Robert S. Mueller III, the director of the Federal Bureau of Investigation (FBI), travelled to Silicon Valley on November 16 to meet with top executives of several technology firms about a proposal to make it easier to wiretap Internet users.

Mr. Mueller and the FBI's general counsel, Valerie Caproni, were scheduled to meet with senior managers of several major companies, including Google and Facebook, according to several people familiar with the discussions. How Mr. Mueller's proposal was received was not clear.

“I can confirm that FBI Director Robert Mueller is visiting Facebook during his trip to Silicon Valley,” said Andrew Noyes, Facebook's public policy manager.

Michael Kortan, an FBI spokesman, acknowledged the meetings but did not elaborate.

Mr.
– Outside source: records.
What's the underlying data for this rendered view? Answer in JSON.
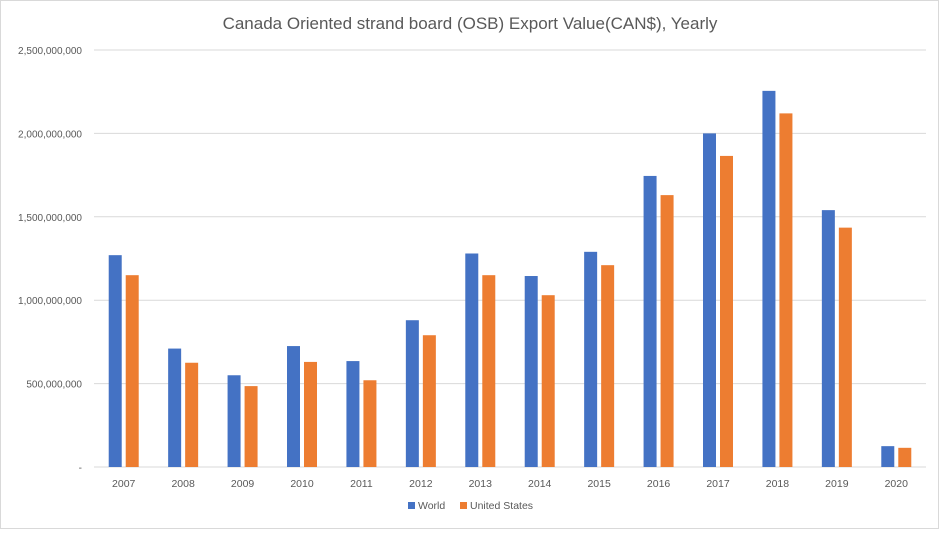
{
  "chart_data": {
    "type": "bar",
    "title": "Canada Oriented strand board (OSB) Export Value(CAN$), Yearly",
    "xlabel": "",
    "ylabel": "",
    "ylim": [
      0,
      2500000000
    ],
    "yticks": [
      0,
      500000000,
      1000000000,
      1500000000,
      2000000000,
      2500000000
    ],
    "ytick_labels": [
      "-",
      "500,000,000",
      "1,000,000,000",
      "1,500,000,000",
      "2,000,000,000",
      "2,500,000,000"
    ],
    "grid": true,
    "legend_position": "bottom",
    "categories": [
      "2007",
      "2008",
      "2009",
      "2010",
      "2011",
      "2012",
      "2013",
      "2014",
      "2015",
      "2016",
      "2017",
      "2018",
      "2019",
      "2020"
    ],
    "series": [
      {
        "name": "World",
        "color": "#4472C4",
        "values": [
          1270000000,
          710000000,
          550000000,
          725000000,
          635000000,
          880000000,
          1280000000,
          1145000000,
          1290000000,
          1745000000,
          2000000000,
          2255000000,
          1540000000,
          125000000
        ]
      },
      {
        "name": "United States",
        "color": "#ED7D31",
        "values": [
          1150000000,
          625000000,
          485000000,
          630000000,
          520000000,
          790000000,
          1150000000,
          1030000000,
          1210000000,
          1630000000,
          1865000000,
          2120000000,
          1435000000,
          115000000
        ]
      }
    ]
  }
}
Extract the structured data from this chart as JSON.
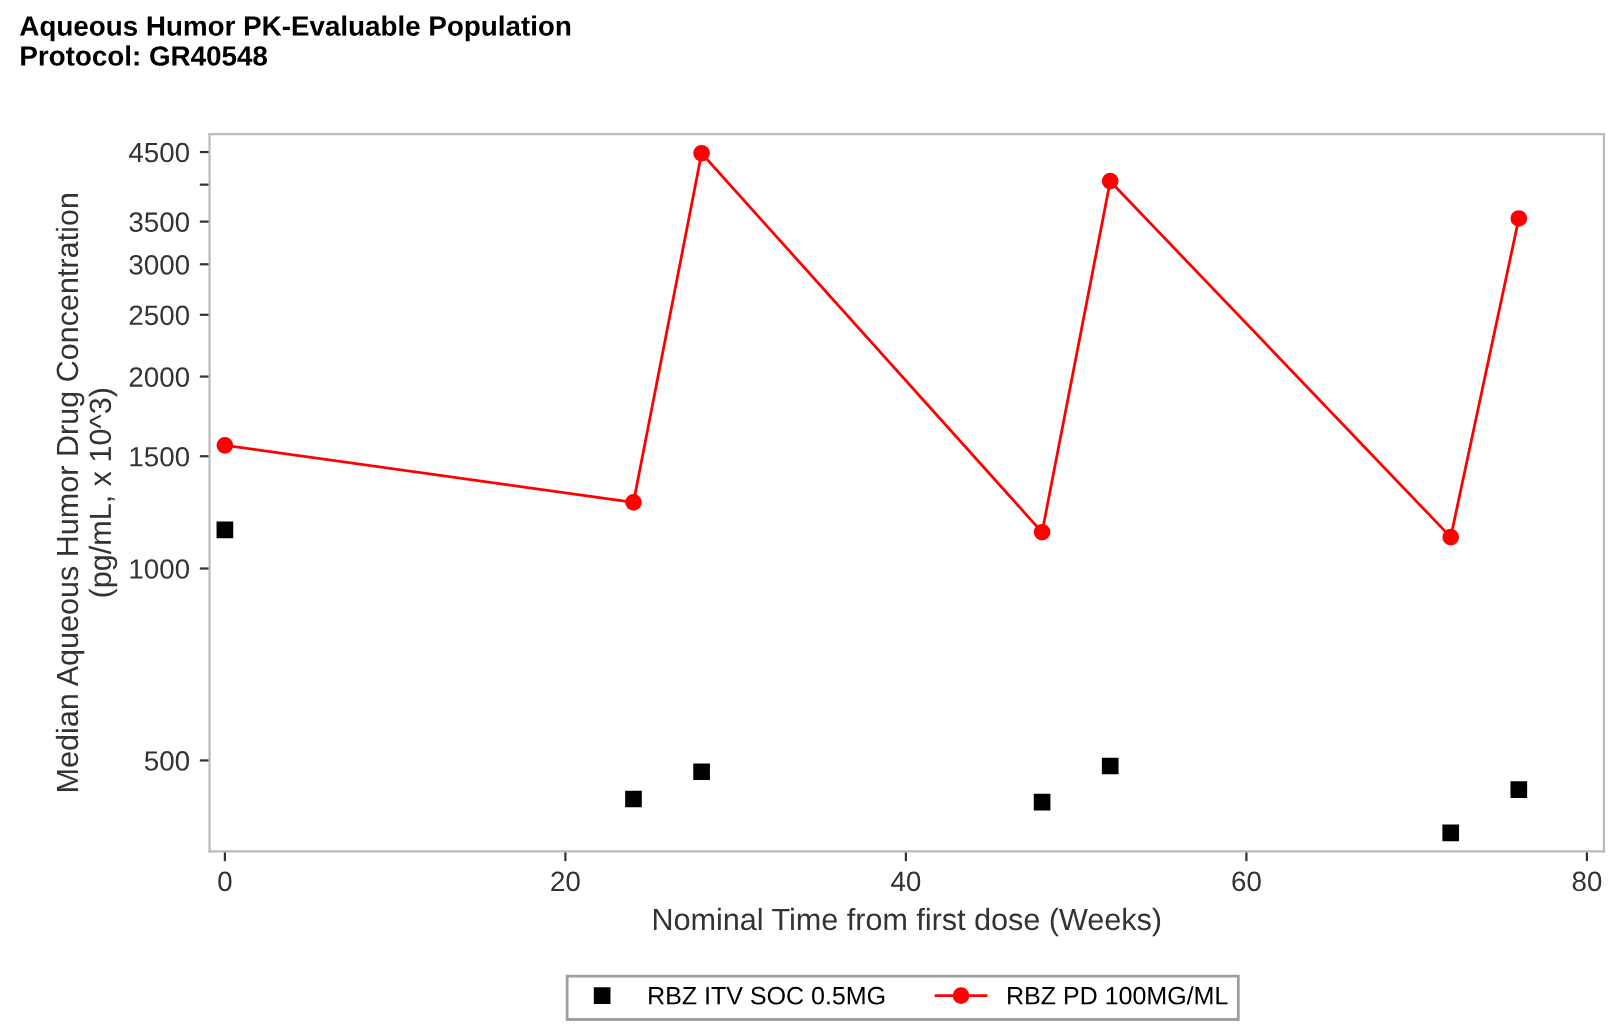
{
  "chart_data": {
    "type": "scatter",
    "title": "Aqueous Humor PK-Evaluable Population\nProtocol: GR40548",
    "xlabel": "Nominal Time from first dose (Weeks)",
    "ylabel": "Median Aqueous Humor Drug Concentration\n(pg/mL, x 10^3)",
    "log": "y",
    "xlim": [
      -0.9,
      81
    ],
    "xticks": [
      0,
      20,
      40,
      60,
      80
    ],
    "ylim": [
      360,
      4800
    ],
    "yticks": [
      500,
      1000,
      1500,
      2000,
      2500,
      3000,
      3500,
      {
        "value": 4000,
        "label": null
      },
      4500
    ],
    "legend": "bottom",
    "grid": false,
    "series": [
      {
        "name": "RBZ ITV SOC 0.5MG",
        "marker": "square",
        "color": "#000000",
        "x": [
          0,
          24,
          28,
          48,
          52,
          72,
          76
        ],
        "values": [
          1150,
          435,
          480,
          430,
          490,
          385,
          450
        ]
      },
      {
        "name": "RBZ PD 100MG/ML",
        "type": "line",
        "marker": "circle",
        "line_style": "solid",
        "color": "#ff0000",
        "x": [
          0,
          24,
          28,
          48,
          52,
          72,
          76
        ],
        "values": [
          1560,
          1270,
          4480,
          1140,
          4050,
          1120,
          3540
        ]
      }
    ]
  }
}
Mueller wants to expand a 1994 law, the Communications Assistance for Law Enforcement Act, to impose regulations on Internet companies.

The law requires phone and broadband network access providers like Verizon and Comcast to make sure they can immediately comply when presented with a court wiretapping order.

Law enforcement officials want the 1994 law to also cover Internet companies because people increasingly communicate online. An interagency task force consisting of officials within the Obama administration is trying to develop legislation for the plan, and submit it to Congress early next year.

The Commerce Department and State Department have questioned whether it would inhibit innovation, as well as whether repressive regimes might harness the same capabilities to identify political dissidents, according to officials familiar with the discussions.

Services overseas

Under the proposal, firms would have to design systems to intercept and unscramble encrypted messages. Services based overseas would have to route communications through a server on U.S. soil where they could be wiretapped.